We are masters of our own web stores and can continue to offer discounted upgrade pricing, forever upgrades and “grace periods” and we will.

On the Mac App Store, however, it’s Apple’s rules all the way. There are no discounted upgrades, no grace periods and we do not even know the identities of the people who buy our software.

All third party software developers are facing the same problems. Some decide to go Mac App Store only. Some decide to stay off the Mac App Store altogether. Most, like us are trying to mitigate the problem as much as we can.

We realize that not everybody will be happy with our solution, but what we have decided to do is the following.

To Get A Discounted Upgrade to Vitamin-R From Our Web Site / To Take Advantage of the “Grace Period”

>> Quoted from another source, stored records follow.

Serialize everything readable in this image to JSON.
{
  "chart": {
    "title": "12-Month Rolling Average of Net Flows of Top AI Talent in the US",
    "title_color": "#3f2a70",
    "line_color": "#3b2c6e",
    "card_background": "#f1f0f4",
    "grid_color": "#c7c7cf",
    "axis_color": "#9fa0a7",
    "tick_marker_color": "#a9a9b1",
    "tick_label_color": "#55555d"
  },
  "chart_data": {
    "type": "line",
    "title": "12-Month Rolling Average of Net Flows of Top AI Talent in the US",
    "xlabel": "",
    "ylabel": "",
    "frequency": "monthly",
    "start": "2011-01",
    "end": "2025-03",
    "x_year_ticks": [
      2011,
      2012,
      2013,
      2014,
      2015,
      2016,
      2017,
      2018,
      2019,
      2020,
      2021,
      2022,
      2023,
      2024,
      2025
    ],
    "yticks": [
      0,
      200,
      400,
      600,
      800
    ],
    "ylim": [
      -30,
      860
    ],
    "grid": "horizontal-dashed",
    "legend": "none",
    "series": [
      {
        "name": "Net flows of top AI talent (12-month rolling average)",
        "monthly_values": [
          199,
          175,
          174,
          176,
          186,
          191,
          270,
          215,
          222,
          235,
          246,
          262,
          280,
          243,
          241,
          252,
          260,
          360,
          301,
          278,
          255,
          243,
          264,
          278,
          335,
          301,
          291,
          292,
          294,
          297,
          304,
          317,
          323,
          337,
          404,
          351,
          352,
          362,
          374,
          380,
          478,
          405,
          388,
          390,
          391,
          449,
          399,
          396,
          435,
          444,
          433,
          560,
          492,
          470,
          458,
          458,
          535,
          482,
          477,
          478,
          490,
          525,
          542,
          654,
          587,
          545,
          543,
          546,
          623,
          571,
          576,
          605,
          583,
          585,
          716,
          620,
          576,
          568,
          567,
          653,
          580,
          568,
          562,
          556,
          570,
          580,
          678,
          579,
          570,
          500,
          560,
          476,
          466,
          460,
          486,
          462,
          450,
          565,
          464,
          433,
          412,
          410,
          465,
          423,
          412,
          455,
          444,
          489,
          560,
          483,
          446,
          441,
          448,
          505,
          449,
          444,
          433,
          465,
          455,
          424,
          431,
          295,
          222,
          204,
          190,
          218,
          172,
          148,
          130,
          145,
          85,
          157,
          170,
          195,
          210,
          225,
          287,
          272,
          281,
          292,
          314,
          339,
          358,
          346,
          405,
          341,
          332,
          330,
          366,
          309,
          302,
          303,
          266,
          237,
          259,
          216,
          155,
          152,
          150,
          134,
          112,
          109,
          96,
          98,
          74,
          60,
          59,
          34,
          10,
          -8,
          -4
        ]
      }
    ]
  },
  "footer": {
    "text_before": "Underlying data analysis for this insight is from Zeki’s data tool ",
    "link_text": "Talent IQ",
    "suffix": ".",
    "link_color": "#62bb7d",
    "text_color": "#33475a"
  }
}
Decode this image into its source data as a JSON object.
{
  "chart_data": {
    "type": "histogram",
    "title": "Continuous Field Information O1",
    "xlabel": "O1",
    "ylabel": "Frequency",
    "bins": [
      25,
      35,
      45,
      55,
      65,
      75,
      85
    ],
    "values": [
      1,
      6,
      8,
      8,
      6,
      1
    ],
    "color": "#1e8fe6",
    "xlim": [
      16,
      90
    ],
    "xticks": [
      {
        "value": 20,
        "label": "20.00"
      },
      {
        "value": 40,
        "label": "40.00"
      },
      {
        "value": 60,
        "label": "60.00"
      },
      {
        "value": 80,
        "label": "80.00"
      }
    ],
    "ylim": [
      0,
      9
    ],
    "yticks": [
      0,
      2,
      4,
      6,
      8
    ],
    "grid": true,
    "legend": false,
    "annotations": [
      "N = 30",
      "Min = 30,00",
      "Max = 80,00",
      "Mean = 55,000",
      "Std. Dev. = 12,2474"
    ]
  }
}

1. Direct and Mac App Store customers alike will be able to buy a discounted upgrade from our web store via http://www.publicspace.net/Vitamin-R/upgrade.html

2. Direct customers who have purchased Vitamin-R after the 1st of January 2013 will be able to obtain a free upgrade code to version 2 from http://www.publicspace.net/unlockCodeDB/index.html

3. Mac App Store customers who have bought Vitamin-R after the 1st of January 2013 will be able to obtain a free upgrade by mailing their iTunes Store receipt to support@publicspace.net

This is much the same retrofitted solution that OmniGroup are going to apply to OmniFocus 2 upgrades.